No decorrer da história, Knives demonstra uma certa dependência emocional e até uma obsessão por Scott. Com isso, a personagem busca reproduzir/espelhar a aparência e forma de agir da Ramona, com o intuito de ser notada por Scott. De fato, isso ocorre principalmente pelo fato do protagonista não saber dialogar e expressar seus sentimentos, que por sua vez, também possuem características obsessivas, principalmente ao se tratar da Ramona.

Diante disso, ao parar para analisar este filme, é possível notar um certo espelhamento por parte do Scott em relação às cores utilizadas por Ramona em seu cabelo. Sendo assim, Scott geralmente possui uma cor em sua roupa que acaba por combinar com a cor utilizada por Ramona em seu cabelo, mesmo que seja um pequeno detalhe, como a gola e manga de uma blusa.
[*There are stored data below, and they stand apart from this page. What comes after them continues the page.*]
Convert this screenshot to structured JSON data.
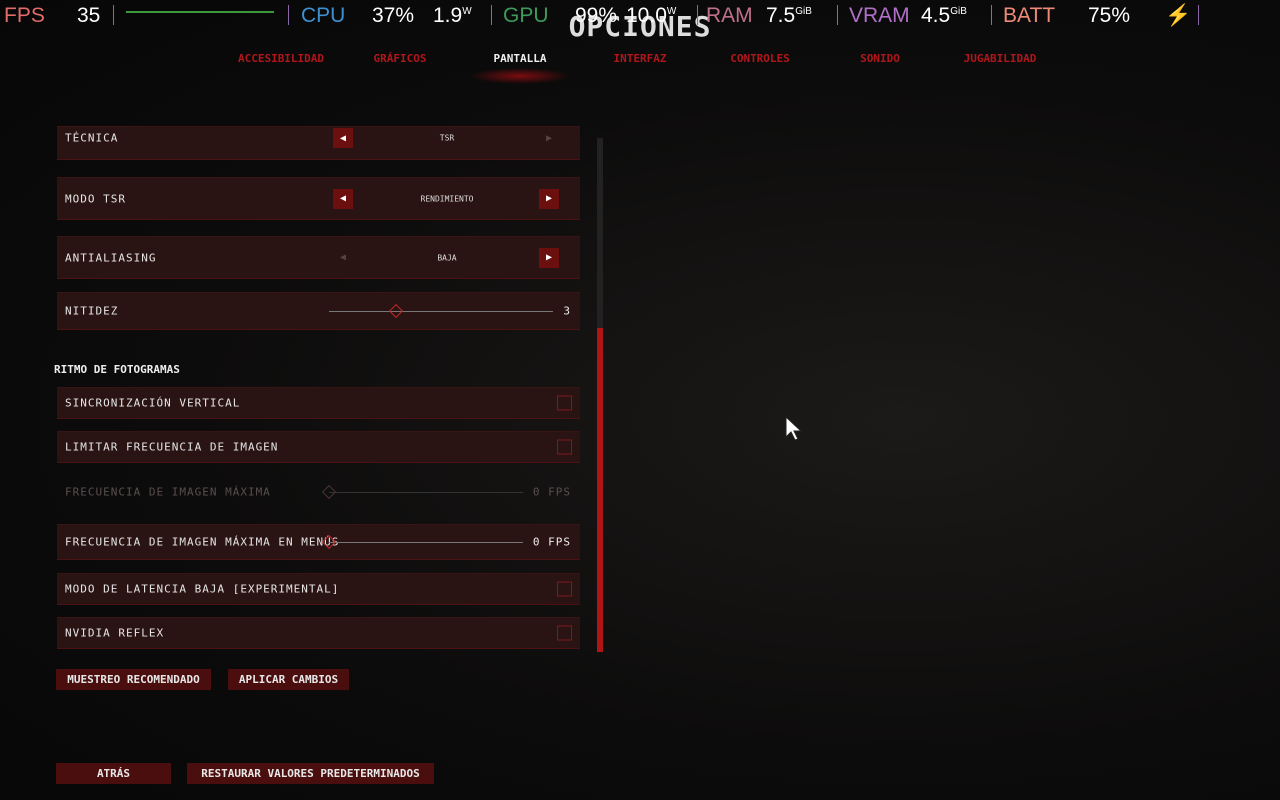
{
  "osd": {
    "fps_label": "FPS",
    "fps": "35",
    "cpu_label": "CPU",
    "cpu_load": "37%",
    "cpu_power": "1.9",
    "cpu_power_unit": "W",
    "gpu_label": "GPU",
    "gpu_load": "99%",
    "gpu_power": "10.0",
    "gpu_power_unit": "W",
    "ram_label": "RAM",
    "ram": "7.5",
    "ram_unit": "GiB",
    "vram_label": "VRAM",
    "vram": "4.5",
    "vram_unit": "GiB",
    "batt_label": "BATT",
    "batt": "75%",
    "plug_icon": "power-plug-icon"
  },
  "title": "OPCIONES",
  "tabs": [
    {
      "label": "ACCESIBILIDAD"
    },
    {
      "label": "GRÁFICOS"
    },
    {
      "label": "PANTALLA",
      "active": true
    },
    {
      "label": "INTERFAZ"
    },
    {
      "label": "CONTROLES"
    },
    {
      "label": "SONIDO"
    },
    {
      "label": "JUGABILIDAD"
    }
  ],
  "settings": {
    "tecnica": {
      "label": "TÉCNICA",
      "value": "TSR"
    },
    "modo_tsr": {
      "label": "MODO TSR",
      "value": "RENDIMIENTO"
    },
    "antialiasing": {
      "label": "ANTIALIASING",
      "value": "BAJA"
    },
    "nitidez": {
      "label": "NITIDEZ",
      "value": "3",
      "fraction": 0.3
    }
  },
  "frame_section": {
    "title": "RITMO DE FOTOGRAMAS",
    "vsync": {
      "label": "SINCRONIZACIÓN VERTICAL",
      "checked": false
    },
    "limit": {
      "label": "LIMITAR FRECUENCIA DE IMAGEN",
      "checked": false
    },
    "max_fps": {
      "label": "FRECUENCIA DE IMAGEN MÁXIMA",
      "value": "0 FPS",
      "disabled": true
    },
    "max_fps_menus": {
      "label": "FRECUENCIA DE IMAGEN MÁXIMA EN MENÚS",
      "value": "0 FPS"
    },
    "low_latency": {
      "label": "MODO DE LATENCIA BAJA [EXPERIMENTAL]",
      "checked": false
    },
    "reflex": {
      "label": "NVIDIA REFLEX",
      "checked": false
    }
  },
  "buttons": {
    "recommended": "MUESTREO RECOMENDADO",
    "apply": "APLICAR CAMBIOS",
    "back": "ATRÁS",
    "restore": "RESTAURAR VALORES PREDETERMINADOS"
  }
}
O que nos leva a pergunta: seria isso uma forma da direção de arte transmitir a obsessão ou o amor do personagem por Ramona?

No geral, a obra trabalha muito bem as questões que levanta, pois no fim, Knives se dá o devido valor e, assim, encerra sua obsessão por Scott; enquanto isso, o protagonista, que antes era imaturo e irresponsável, consegue assumir seus erros e pedir perdão por eles. Ao mesmo tempo, Scott desbloqueia o poder do amor e autorrespeito, assim, conseguindo derrotar o “boss” da sua jornada, dar um fim a uma briga unilateral por parte de Knives, apenas com um diálogo, evitar uma luta consigo mesmo — autoaceitação — e finalmente poder ficar com a sua “princesa” sem que ninguém mais os atrapalhe.

Diante do exposto, o diretor revela um filme que de diversas formas consegue encantar o espectador, mas mais do que isso, que realmente imerge o mesmo em sua trama e estética. Esta obra é, acima de tudo, sobre evolução — mesmo que em fases — amadurecimento, o real significado de amor e autorrespeito.

Pensando nisso, o filme finaliza com Scott descobrindo que talvez ele não devesse ter lutado tanto, como Ramona diz, e que se priorizar e se autorrespeitar deveria ter sido o foco desde o início. O amor rege os humanos desde muito tempo, mas de nada vale se sacrificar por amor e esquecer do mais importante, a si próprio.